À la sortie de ce tunnel, ceux qui auront réussi à suivre l’enchaînement des chiffres (malgré le débit plutôt modéré du candidat du Modem) auront saisi la question sous-jacente : pourquoi Renault produit moins sur son territoire alors que l’Allemagne produit plus ? Sauf que, dans le détail, tous les chiffres évoqués ici sont incorrects. Selon les sources officielles : en 2005, déjà, la marque allemande affichait 40% de production en plus sur son territoire que le leader français (1,913 millions de véhicules produits côté Volkswagen contre 1,318 millions chez Renault). Quant aux derniers chiffres, s’ils “renforcent le constat”, comme nous l’avait rétorqué François Bayrou sur le plateau de i>TÉLÉ où nous lui avons présenté le graphique, ils n’en étaient pas moins tout aussi éloignés de la réalité.

L’autre grand classique est le calcul “à la volée” de l’impact d’une taxe. Invitée de Radio France Politique, Eva Joly a ainsi vanté les sommes mirifiques que récupérerait l’Union européenne en imposant une “taxe Tobin” :

Un taux de 0,005% pour la taxation des transactions financières dans la zone euro produit 172 milliards

Malheureusement pour la candidate d’Europe écologie-Les Verts, le calcul avait déjà été fait et à un taux bien supérieur : avec 0,1% d’imposition sur les mêmes transactions financières, la Commission européenne n’entrevoyait ainsi que 57 milliards par an de collecte, soit trois fois moins pour un taux vingt fois supérieur.

Vieilles de 12 ans

Les candidats ne vont parfois pas chercher aussi loin.
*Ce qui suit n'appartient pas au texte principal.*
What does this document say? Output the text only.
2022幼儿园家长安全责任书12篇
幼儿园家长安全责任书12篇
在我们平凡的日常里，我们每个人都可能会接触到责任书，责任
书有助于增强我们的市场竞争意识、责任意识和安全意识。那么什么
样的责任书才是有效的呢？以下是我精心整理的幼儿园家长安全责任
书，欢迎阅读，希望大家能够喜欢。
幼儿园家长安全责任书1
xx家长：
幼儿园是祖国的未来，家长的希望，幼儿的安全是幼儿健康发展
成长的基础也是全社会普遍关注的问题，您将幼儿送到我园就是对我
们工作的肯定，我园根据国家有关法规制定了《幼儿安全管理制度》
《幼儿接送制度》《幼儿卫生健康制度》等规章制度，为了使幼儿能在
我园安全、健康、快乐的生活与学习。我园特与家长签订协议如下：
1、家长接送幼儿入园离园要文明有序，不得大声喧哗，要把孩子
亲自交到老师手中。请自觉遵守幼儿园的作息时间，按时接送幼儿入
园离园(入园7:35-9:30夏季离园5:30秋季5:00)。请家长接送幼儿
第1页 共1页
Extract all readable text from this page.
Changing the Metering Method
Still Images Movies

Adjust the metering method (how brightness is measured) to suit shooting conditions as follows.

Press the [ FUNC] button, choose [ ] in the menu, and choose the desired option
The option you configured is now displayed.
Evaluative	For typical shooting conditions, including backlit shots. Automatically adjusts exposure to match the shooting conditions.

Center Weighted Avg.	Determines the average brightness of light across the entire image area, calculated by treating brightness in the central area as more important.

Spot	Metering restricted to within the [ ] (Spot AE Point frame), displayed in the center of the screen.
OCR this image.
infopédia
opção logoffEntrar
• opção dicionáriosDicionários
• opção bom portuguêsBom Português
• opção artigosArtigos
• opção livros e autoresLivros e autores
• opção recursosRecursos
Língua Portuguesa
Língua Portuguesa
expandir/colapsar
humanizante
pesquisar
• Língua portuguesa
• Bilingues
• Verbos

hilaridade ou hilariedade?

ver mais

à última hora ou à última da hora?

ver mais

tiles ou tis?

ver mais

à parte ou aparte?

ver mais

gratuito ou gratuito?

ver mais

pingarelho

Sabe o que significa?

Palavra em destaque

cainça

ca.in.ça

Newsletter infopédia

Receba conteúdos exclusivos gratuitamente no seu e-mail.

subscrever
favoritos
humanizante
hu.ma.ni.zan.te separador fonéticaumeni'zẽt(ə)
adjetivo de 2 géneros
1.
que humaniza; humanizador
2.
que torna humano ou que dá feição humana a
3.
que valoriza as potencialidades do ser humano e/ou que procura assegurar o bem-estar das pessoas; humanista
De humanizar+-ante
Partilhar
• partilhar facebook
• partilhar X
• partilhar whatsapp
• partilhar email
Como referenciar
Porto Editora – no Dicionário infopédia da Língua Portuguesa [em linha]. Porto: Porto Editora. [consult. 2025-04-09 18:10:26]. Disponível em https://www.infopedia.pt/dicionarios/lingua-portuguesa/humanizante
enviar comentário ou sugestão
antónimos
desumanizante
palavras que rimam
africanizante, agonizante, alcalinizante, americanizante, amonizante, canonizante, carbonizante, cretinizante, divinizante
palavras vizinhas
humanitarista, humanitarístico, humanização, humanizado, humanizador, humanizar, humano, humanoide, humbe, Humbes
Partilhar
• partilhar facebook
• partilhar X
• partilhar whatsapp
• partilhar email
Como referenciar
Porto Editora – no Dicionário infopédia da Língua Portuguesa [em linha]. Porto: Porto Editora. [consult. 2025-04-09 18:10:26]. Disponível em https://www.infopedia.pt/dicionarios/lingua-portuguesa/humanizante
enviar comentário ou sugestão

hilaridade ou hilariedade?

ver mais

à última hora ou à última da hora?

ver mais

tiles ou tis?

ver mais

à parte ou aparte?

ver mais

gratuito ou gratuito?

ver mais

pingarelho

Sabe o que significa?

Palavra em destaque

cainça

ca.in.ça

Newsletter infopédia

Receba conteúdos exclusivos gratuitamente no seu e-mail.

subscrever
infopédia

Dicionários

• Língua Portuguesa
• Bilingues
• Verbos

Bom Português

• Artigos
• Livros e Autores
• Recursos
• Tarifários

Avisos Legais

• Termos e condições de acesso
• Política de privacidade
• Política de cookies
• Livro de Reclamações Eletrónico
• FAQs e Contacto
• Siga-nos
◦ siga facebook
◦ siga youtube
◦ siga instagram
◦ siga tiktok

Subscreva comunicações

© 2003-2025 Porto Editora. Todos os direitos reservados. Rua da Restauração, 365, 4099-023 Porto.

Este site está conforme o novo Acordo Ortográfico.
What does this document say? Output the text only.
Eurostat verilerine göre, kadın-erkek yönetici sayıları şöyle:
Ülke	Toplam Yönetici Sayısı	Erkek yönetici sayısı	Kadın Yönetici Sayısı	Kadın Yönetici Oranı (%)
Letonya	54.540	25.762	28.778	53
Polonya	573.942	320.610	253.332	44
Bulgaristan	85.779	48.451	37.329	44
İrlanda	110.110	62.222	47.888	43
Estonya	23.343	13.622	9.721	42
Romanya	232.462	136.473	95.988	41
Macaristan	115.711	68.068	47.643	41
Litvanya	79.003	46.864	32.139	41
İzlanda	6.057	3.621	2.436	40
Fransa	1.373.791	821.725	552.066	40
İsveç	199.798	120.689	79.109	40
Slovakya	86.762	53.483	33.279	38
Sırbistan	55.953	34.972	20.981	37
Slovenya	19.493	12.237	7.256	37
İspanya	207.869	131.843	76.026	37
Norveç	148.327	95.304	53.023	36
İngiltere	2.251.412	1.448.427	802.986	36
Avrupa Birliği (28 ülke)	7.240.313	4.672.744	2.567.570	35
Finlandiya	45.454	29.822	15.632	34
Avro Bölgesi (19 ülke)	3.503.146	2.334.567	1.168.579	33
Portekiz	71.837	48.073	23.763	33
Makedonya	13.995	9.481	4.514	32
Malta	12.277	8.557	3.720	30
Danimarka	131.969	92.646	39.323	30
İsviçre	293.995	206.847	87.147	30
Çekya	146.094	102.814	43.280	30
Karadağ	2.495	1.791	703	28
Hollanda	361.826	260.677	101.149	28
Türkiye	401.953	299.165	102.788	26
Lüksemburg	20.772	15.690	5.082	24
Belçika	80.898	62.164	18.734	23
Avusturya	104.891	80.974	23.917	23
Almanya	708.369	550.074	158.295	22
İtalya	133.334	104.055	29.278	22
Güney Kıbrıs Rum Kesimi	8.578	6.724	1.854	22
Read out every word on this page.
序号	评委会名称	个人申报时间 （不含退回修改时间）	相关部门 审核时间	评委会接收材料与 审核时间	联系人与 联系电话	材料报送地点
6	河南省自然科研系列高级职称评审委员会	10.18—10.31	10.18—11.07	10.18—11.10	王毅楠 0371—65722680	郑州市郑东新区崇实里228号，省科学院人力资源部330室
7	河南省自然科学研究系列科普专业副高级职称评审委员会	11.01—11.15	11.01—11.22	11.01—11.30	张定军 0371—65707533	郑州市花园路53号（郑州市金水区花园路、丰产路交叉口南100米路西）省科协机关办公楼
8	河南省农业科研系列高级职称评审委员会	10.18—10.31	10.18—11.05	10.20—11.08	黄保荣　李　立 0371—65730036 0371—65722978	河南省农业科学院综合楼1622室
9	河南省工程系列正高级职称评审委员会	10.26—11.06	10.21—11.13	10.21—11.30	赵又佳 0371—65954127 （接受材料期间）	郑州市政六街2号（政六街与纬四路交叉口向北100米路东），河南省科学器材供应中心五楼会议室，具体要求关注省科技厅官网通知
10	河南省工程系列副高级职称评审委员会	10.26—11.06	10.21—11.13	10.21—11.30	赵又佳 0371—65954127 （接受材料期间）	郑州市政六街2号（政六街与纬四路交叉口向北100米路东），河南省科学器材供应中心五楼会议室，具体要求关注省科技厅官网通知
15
Parfois, ils se contentent d’utiliser un “vieux chiffre à la mode”, répété à tort et à travers dans les enquêtes et les études sur un sujet. Bien que candidat le plus précis de la campagne de premier tour, Jean-Luc Mélenchon n’échappe pas à la règle quand il déclare sur France info :

80% des Smicards sont des smicardes !

Cette statistique, elle circule dans toutes les directions et depuis longtemps. Très longtemps. Au moins en 2000, puisque la source première de ce chiffre (rarement citée) est l’ouvrage de la sociologue et directrice de recherche au CNRS, Margaret Maruani, “Travail et emploi des femmes”, paru en mars 2000 aux éditions La Découverte. Or, il existe des études plus récentes dont les conclusions sont différentes. La dernière en date que nous ayons pu trouver remonte à 2006, mais peint un portrait fort différent des salariés payés en Smic : elle constate également une prépondérance de “smicardes”, mais elles représentent 56,% des salariés au Smic contre 43,6% pour les hommes. Au regard de cet écart, les chiffres vieux d’une année cité par Jean-Luc Mélenchon à Marseille quant aux accidents du travail suivis d’une incapacité permanente relèvent du petit oubli de mise à jour.